In the field, refineries aim for the minimal dose that meets spec. Typical operating ranges are 10–50 ppm (≈1–4 gal/1,000 bbl) (SPE). Continuous fall‑back trials show that overdosing above the optimal ppm can worsen emulsions, building rag layers and raising residual water (SPE). Plants therefore run periodic dosage curves or use automated controllers to hold chemical inventory to the necessary minimum (SPE; SPE).

Systematic re‑evaluation — bottle test screening followed by field trials — can cut demulsifier consumption by 30–50% while maintaining product quality, according to one survey (ResearchGate). Performance metrics remain concrete: BS&W%, salt mg/L, and vol% free water.
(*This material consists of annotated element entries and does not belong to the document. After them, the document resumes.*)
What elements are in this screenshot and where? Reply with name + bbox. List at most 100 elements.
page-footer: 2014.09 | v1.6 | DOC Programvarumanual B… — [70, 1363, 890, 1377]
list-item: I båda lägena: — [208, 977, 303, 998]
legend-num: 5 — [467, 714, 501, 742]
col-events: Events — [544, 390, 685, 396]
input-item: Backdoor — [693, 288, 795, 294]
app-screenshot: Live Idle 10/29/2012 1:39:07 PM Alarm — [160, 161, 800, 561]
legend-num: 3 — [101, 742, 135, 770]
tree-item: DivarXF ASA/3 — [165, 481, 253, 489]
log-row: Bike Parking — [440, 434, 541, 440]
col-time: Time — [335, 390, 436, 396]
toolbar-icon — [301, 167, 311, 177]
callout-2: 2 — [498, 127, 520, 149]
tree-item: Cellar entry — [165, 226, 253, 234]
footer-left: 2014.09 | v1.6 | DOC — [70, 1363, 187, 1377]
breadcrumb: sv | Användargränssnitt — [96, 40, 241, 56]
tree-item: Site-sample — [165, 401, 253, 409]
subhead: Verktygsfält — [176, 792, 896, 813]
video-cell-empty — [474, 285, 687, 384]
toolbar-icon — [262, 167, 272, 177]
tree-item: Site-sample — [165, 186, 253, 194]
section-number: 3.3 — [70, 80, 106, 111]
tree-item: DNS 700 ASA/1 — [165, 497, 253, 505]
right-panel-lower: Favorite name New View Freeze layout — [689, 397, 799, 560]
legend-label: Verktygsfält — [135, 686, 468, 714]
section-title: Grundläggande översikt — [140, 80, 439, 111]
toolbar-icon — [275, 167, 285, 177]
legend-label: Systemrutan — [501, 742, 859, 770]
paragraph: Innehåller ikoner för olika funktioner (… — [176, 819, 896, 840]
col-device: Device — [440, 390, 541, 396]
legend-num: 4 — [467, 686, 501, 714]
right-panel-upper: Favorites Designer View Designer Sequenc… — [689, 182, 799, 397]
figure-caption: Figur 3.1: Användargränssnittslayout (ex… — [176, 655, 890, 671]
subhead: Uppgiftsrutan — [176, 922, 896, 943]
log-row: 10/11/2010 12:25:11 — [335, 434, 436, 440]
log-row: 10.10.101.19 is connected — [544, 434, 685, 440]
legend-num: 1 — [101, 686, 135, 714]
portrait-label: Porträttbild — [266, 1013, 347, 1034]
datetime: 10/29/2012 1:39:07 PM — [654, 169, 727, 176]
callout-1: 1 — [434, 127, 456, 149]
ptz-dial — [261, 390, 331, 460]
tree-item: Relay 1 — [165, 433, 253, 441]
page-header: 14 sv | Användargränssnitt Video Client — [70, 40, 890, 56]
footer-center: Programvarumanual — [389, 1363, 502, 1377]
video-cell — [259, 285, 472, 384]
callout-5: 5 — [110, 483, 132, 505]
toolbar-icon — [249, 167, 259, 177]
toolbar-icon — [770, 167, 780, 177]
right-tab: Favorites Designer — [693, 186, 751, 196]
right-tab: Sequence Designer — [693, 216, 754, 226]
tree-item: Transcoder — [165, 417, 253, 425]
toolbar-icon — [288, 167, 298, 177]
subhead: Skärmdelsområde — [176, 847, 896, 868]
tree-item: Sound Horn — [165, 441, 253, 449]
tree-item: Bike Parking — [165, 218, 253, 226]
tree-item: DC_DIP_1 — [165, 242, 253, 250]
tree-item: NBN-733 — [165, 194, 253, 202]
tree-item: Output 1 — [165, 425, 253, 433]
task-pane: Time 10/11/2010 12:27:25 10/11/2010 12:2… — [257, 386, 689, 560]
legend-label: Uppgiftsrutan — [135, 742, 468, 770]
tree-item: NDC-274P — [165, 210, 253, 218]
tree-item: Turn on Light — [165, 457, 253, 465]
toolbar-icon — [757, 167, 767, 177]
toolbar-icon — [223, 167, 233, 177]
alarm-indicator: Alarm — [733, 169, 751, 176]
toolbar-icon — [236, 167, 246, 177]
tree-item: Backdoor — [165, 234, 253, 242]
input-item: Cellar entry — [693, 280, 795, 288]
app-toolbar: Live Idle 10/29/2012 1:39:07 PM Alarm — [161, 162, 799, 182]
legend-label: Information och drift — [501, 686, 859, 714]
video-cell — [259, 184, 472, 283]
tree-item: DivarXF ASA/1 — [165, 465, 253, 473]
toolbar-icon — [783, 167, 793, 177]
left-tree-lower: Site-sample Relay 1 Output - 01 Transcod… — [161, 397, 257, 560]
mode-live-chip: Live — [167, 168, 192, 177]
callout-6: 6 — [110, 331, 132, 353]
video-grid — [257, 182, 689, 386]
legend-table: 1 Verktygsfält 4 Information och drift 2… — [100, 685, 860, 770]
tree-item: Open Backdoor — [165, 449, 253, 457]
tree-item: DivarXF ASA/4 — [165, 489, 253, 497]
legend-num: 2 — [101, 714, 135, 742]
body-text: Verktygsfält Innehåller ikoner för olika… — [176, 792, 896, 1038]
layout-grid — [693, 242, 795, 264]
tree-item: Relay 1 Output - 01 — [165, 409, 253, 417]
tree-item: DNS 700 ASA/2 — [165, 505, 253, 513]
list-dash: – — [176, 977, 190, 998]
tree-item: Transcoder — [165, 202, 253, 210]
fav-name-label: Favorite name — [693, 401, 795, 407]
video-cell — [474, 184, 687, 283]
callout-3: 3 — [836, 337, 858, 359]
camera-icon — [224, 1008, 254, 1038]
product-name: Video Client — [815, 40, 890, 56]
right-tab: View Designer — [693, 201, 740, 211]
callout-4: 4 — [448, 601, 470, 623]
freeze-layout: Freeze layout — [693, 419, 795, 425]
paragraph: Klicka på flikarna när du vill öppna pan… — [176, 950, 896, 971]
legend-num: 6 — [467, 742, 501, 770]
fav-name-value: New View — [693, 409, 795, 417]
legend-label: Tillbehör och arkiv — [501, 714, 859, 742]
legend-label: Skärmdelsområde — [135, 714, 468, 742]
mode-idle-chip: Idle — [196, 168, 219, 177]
Across the studies cited, a careful mix of lab testing and engineered injection produces predictable, data‑backed gains in desalter efficiency (OGST 2021; Digital Refining).

Sources and reference datasets

Authoritative references include industry handbooks (SPE/Petrowiki) and case studies (SPE; SPE), peer‑reviewed journals (Oil & Gas Sci. Technol. 2021, OGST 2021; Processes 2019, MDPI/Processes), US refinery data (Digital Refining), and regional plant studies (ResearchGate; ResearchGate).